The Future of Metrology

We’ve already passed Back to the Future’s imaginary 2015, meaning that every year from now on is technically sci-fi. Every quarter, engineers and innovators push the limits of design and bring new possibilities to labs, workshops, and consumers. Metrology underpins this design innovation, as the science of measurement lays the foundation for planning, manufacturing, and maintaining our creations. By assessing the current trends in engineering, and the new fields at the science’s cutting edge, we can begin predicting the future of metrology.

the future of metrology

Emerging Trends in Metrology

Metrological developments empower engineers to do more with less. This multi-functionality manifests itself in the modern multi-sensor metrology device. Tools like these use a range of capabilities, from tactile probes to photographic analysis, even to X-ray and CT scanning. This supports robust checks which ensure our machines run at peak efficiency. This emerging trend hints at the next generation of measurement systems adding new sensors to their roster, going above and beyond the five senses of a human inspector.

Of course, another trend shaping the future of metrology is the rapid increase in digitisation and smart solutions. Many metrology devices can now communicate digitally with the machines they measure and report back to their engineers and business leaders. This heralds the universal digitisation of design, manufacture, and maintenance technology. Cloud-based metrology platforms will surely support the efficient labs and workshops of the Future.

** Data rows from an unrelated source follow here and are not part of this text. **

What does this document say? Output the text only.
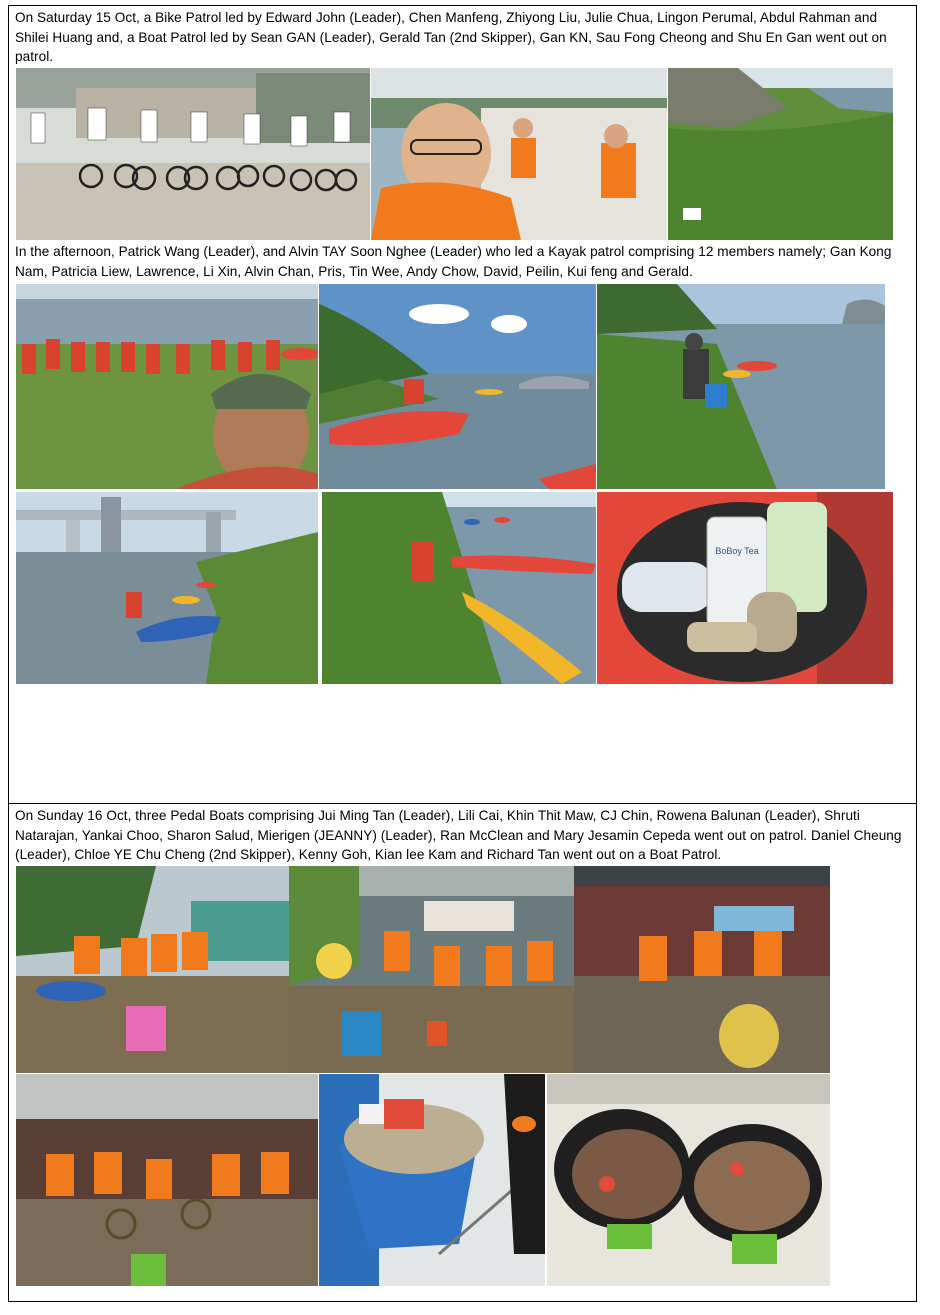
On Saturday 15 Oct, a Bike Patrol led by Edward John (Leader), Chen Manfeng, Zhiyong Liu, Julie Chua, Lingon Perumal, Abdul Rahman and Shilei Huang and, a Boat Patrol led by Sean GAN (Leader), Gerald Tan (2nd Skipper), Gan KN, Sau Fong Cheong and Shu En Gan went out on patrol.
In the afternoon, Patrick Wang (Leader), and Alvin TAY Soon Nghee (Leader) who led a Kayak patrol comprising 12 members namely; Gan Kong Nam, Patricia Liew, Lawrence, Li Xin, Alvin Chan, Pris, Tin Wee, Andy Chow, David, Peilin, Kui feng and Gerald.
BoBoy Tea
On Sunday 16 Oct, three Pedal Boats comprising Jui Ming Tan (Leader), Lili Cai, Khin Thit Maw, CJ Chin, Rowena Balunan (Leader), Shruti Natarajan, Yankai Choo, Sharon Salud, Mierigen (JEANNY) (Leader), Ran McClean and Mary Jesamin Cepeda went out on patrol. Daniel Cheung (Leader), Chloe YE Chu Cheng (2nd Skipper), Kenny Goh, Kian lee Kam and Richard Tan went out on a Boat Patrol.
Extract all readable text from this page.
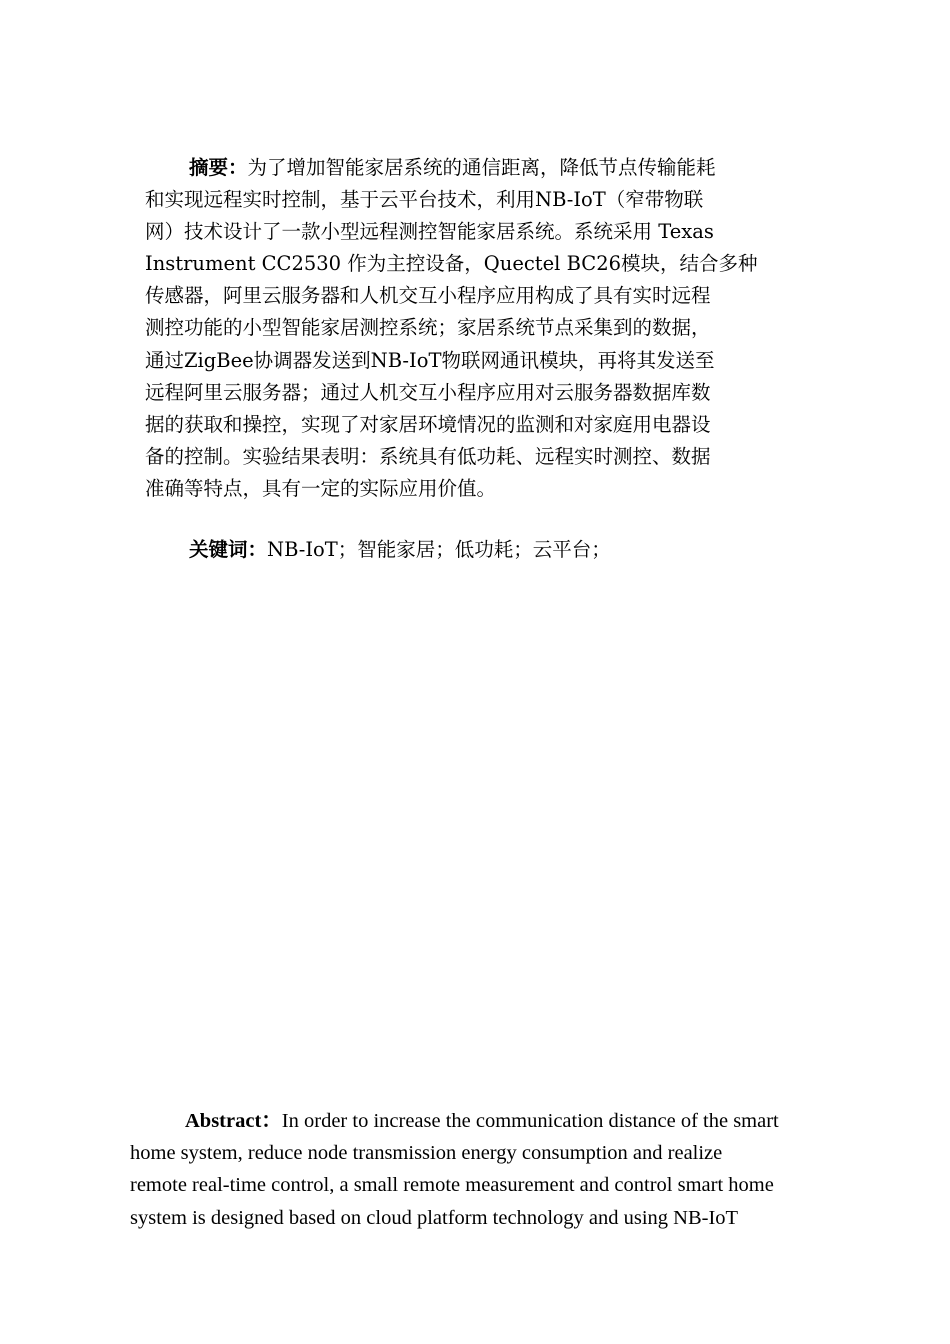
摘要：为了增加智能家居系统的通信距离，降低节点传输能耗
和实现远程实时控制，基于云平台技术，利用NB-IoT（窄带物联
网）技术设计了一款小型远程测控智能家居系统。系统采用 Texas
Instrument CC2530 作为主控设备，Quectel BC26模块，结合多种
传感器，阿里云服务器和人机交互小程序应用构成了具有实时远程
测控功能的小型智能家居测控系统；家居系统节点采集到的数据，
通过ZigBee协调器发送到NB-IoT物联网通讯模块，再将其发送至
远程阿里云服务器；通过人机交互小程序应用对云服务器数据库数
据的获取和操控，实现了对家居环境情况的监测和对家庭用电器设
备的控制。实验结果表明：系统具有低功耗、远程实时测控、数据
准确等特点，具有一定的实际应用价值。
关键词：NB-IoT；智能家居；低功耗；云平台；
Abstract：In order to increase the communication distance of the smart
home system, reduce node transmission energy consumption and realize
remote real-time control, a small remote measurement and control smart home
system is designed based on cloud platform technology and using NB-IoT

Factors Affecting the Future of Metrology

The goal of efficiency drives businesses to maximise their value and meet their clients’ needs. Metrology supports this drive, and new technology will accelerate it in the Future, with precision measurement equipment calculating every step of the way.

Besides tighter margins of error, the future of metrology must also prioritise sustainability and green solutions. As the climate crisis influences consumption choices, policies, and weather patterns, private industries help lead the way in sustainable science. The drive to curb emissions, alongside the switch to new green materials as non-renewables start to dwindle, can only increase in the future of metrology.

Three Things Likely to Decrease in the Future of Metrology

Measurement Sizes

One way to use resources more efficiently also creates lightweight, ergonomic products: the rise of micro and nanotechnology. Huge industries, including medicine, telecommunications, and even construction, are already down-sizing their scopes. Innovation in engineering is generally product-led, and new possibilities in metrology will have to be precise to service micro and nanotechnologies.

Precision measurement equipment already has immense potential, but future requirements may force it to adapt to microscopic circuit components and innovative materials like graphene and aerogel. These new products may require tighter margins of error, enabled by powerful metrology equipment. In this way, metrology and invention evolve in parallel, in an arms race to meet the challenges of the Future.


The market demands reducing costs, welcoming any new metrological tools that can take us there. AI may continue to grow in the design and maintenance space. This saves cost by predicting part interactions and warning operators far in advance of any wear and tear. Greater efficiency and greater capabilities should lead to cheaper, more cost-effective workflows.

Barriers to Usage

While metrology tools become more complex and more powerful, they should become more intuitive and accessible for workers and business leaders alike. Refinements in user interface, and newfound portability, should ease these tools in their transition from laboratory to workshop floor.

Three Things Likely to Increase in the Future of Metrology


Design and maintenance have accelerated since the industrial revolution. As ever, the Future of metrology shows no sign of bucking the trend. The next generation of hardware brings speedier motors, quicker calibration, and faster scanning. However, software leads the charge. Intelligent metrological computing tools already process tens of thousands of data points in minutes flat. As updates roll out, smart metrology calculates nuanced variations in material properties at unthinkable speeds.


Increased processing and data throughput meet the cross-referencing potential of multi-sensor devices to fine-tune accuracy in the future of metrology. When precision measurement equipment assesses performance across multiple channels, and double-check in them double-time, they inevitably increase accuracy.


Cloud computing and digital metrology open up unlimited potential in design and maintenance. Digital measurement tools are far easier to operate and calibrate. Soon, however, these machines will be able to talk back and forth across whole production networks. This allows workflows to audit themselves, locating, isolating, and fixing faults, or predicting and avoiding them before they even occur. Fully digitised networks could automate their performance reports and work their insights into the gears of production.


While certain trends seem inevitable, most estimates about metrology are just that: estimates. However, when you equip yourself with the precision measurement equipment of the present, in partnership with pioneering professionals, you take the future of metrology into your own hands.